The 'A' raters were first sailed on the river in 1870 when the Thames Sailing Club was founded at its present site. Some of the boats still sailing are almost 100 years old. Their spectacular appearance comes from their outsize masts, 40ft (12m) high, built to catch the wind from above the trees on the river bank. The boats are 26ft long - the size of a small yacht, although they are sailed like dinghies.
Thames Sailing Club has been trying to buy the site for 20 years, but before privatisation Thames Water was not interested in selling. When the company finally decided to sell the site earlier this year the club made an offer, but Thames Water ended negotiations because it believes it can get a better price at auction.

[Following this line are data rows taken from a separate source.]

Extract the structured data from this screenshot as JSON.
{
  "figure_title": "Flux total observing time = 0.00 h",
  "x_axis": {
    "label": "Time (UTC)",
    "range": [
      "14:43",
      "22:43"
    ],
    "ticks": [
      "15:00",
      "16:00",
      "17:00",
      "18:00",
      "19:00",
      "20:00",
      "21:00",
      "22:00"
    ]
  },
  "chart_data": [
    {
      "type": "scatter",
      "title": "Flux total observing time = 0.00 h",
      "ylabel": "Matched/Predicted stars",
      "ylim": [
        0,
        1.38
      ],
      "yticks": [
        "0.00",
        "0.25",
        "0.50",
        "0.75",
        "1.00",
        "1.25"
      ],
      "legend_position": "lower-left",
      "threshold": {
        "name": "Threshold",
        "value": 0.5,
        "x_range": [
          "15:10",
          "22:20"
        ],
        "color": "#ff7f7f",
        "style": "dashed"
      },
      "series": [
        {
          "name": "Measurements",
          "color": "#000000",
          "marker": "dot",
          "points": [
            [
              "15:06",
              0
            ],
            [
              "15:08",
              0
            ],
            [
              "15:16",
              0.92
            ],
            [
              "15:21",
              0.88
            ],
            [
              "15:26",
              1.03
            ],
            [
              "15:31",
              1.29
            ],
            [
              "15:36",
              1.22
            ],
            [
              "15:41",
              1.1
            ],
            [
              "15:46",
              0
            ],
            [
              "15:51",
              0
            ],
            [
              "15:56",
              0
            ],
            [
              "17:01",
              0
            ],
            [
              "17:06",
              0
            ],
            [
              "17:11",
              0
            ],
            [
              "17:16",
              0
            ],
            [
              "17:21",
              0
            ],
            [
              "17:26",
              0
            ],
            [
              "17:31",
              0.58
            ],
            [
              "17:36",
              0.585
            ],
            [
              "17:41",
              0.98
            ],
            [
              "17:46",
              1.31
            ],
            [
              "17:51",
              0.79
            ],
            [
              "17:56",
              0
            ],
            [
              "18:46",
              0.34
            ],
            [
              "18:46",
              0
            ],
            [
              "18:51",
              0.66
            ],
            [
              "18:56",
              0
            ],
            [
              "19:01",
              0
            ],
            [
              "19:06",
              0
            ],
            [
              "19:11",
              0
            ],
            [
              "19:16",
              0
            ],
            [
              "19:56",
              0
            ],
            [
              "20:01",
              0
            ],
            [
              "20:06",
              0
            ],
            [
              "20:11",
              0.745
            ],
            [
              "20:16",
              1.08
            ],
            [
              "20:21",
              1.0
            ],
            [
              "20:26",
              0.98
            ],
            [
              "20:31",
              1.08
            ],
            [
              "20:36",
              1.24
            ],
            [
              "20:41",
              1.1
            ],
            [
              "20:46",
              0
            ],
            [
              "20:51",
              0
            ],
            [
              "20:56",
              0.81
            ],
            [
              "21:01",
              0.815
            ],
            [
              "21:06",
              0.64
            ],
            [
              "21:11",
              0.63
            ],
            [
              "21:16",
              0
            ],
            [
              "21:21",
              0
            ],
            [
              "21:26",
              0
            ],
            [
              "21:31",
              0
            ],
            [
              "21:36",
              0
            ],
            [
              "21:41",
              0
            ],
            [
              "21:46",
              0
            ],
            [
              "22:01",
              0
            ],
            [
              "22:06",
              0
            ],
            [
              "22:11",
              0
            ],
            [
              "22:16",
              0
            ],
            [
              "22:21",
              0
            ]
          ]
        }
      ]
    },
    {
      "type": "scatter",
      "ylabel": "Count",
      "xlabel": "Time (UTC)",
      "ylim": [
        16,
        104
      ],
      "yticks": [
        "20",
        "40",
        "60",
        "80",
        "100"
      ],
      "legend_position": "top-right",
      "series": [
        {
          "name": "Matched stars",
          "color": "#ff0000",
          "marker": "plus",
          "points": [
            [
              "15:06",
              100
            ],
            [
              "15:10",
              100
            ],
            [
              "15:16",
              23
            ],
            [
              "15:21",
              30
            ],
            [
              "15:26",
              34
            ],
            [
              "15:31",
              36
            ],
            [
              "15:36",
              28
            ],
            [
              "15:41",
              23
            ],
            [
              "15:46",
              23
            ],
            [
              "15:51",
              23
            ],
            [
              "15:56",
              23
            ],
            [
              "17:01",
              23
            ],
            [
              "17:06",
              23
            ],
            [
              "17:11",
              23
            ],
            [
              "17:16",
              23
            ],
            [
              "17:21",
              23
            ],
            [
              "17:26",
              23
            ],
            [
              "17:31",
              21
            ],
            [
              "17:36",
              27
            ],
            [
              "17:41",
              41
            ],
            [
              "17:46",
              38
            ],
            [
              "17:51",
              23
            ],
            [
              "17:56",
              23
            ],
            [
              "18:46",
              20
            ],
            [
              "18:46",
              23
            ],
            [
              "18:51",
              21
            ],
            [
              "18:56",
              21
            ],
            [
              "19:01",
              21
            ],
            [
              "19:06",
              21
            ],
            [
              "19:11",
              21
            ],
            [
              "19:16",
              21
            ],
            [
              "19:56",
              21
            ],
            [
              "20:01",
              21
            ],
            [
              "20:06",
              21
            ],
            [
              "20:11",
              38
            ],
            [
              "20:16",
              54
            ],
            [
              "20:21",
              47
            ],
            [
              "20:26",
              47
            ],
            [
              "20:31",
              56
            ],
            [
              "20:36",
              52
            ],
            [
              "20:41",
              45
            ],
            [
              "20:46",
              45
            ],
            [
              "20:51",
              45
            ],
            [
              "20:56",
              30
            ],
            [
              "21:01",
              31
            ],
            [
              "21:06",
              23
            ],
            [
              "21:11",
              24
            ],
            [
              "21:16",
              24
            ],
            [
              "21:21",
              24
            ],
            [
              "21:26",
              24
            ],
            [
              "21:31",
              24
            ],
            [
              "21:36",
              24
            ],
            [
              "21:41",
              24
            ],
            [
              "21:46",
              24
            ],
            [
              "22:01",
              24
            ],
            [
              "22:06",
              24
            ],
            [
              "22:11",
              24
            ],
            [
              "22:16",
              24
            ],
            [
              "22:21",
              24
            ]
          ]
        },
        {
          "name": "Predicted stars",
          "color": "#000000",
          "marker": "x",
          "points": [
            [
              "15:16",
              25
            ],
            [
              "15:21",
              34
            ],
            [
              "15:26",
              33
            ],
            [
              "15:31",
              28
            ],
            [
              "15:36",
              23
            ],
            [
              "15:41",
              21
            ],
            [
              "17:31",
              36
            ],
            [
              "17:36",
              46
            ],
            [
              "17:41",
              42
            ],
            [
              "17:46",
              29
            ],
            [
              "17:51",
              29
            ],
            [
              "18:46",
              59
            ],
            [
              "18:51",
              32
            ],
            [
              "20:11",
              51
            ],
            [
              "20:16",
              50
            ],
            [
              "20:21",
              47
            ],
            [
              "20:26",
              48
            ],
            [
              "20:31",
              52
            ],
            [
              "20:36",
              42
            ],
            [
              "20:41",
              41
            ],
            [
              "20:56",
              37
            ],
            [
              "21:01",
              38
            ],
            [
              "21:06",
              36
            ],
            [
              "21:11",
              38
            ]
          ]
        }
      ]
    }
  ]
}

The site will be sold as lot 90 next Wednesday, at an auction at the Kensington Hilton Hotel, with a guide price of pounds 150,000. Thames Water has drawn up a scheme for 10 houses on the river bank, squeezing the club into a small area which would make it impossible to continue sailing 'A' raters.
'The scheme has not been discussed with us at all,' Stephen Dunn, the club's rear commodore, said. 'We need a lot of space to sail the 'A' raters - as it is we moor them five abreast. But we have 18 of them. If we are forced off this bit of the river I don't believe we could find another site. Other clubs would not have us because we take up so much space. The 'A' raters would seldom sail again as a fleet.' The National Maritime Museum says the loss would be a major blow to sailing history in Britain.
The surrounding river bank attracts crowds to admire 'A' raters' manoeuvres in full sail and the local pub, Hart's Boatyard, is usually busy. The pub is built over a boatyard run by Ossie Stewart, who won a bronze medal sailing a Soling class keelboat in the Barcelona Olympics this year.
The site was originally reclaimed from marshland. Thames Sailing Club built its own clubhouse, a charming Victorian building with a verandah overlooking the river, and a large boathouse for the 'A' raters. When the club's lease ends next year its control over the property will cease.
Thames Water says it has to take a commercial decision about the future of the site. It is spending more than pounds 1m a day on development and needs the money.